入れ子グラバスター「ネスター」を提案

Jampolski氏とRezzolla氏は、アインシュタイン方程式を解くことでグラバスターの性質を調べる研究を行いました。今回の研究に限らず、アインシュタイン方程式は重力に関する様々な洞察を提供しますが、数学的に解くことは難しいものです。このため、新たな解き方によってこれまでに知られていない天体の性質が現れることもあります。

両氏はアインシュタイン方程式を解くことで、グラバスターの内部に別の物質の層をおいても安定して存在できることを示しました。つまり、グラバスターの中に別のグラバスターが入っていても、そのような天体は安定して存在できるということになります。また、この層は2枚重ねに限らず、任意の枚数だけ重ねることが可能であることを示しました。まるでマトリョーシカ人形のように、いくつものグラバスターが入れ子 (nest) 構造になっていることから、両氏はこの天体を「ネスター(Nestar)」と名付けました。
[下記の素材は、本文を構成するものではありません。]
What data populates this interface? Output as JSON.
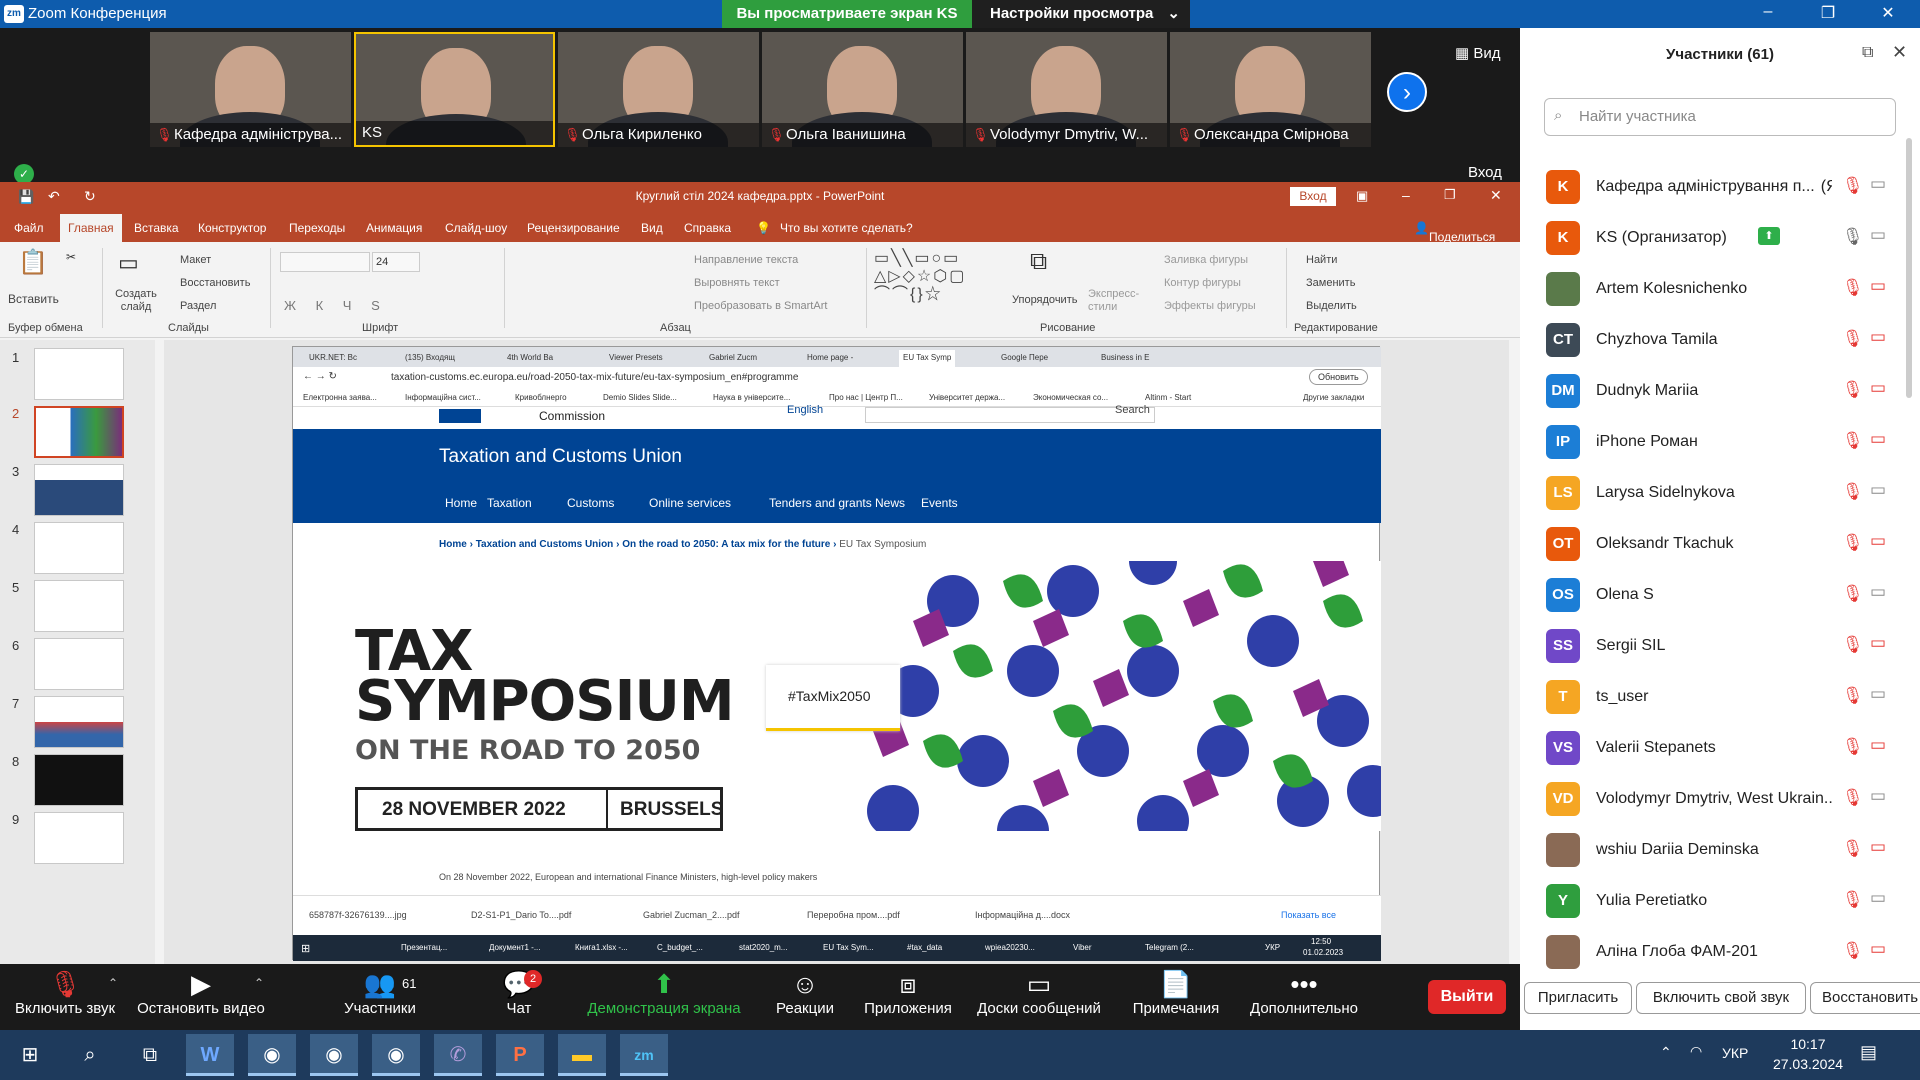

現段階では、ネスターが理論的に存在可能であることを示しただけで、実際にこの宇宙に存在するかどうかは不明です。また、仮にネスターが存在したとしても、その生成過程は不明です。それでも、重力理論を解くことでネスターのような興味深い存在が出現するということは、数学的に探索されていない重力理論の領域がまだまだ存在することを示しています。ネスターの研究は、グラバスターやブラックホールに関する新たな理解に繋がるでしょう。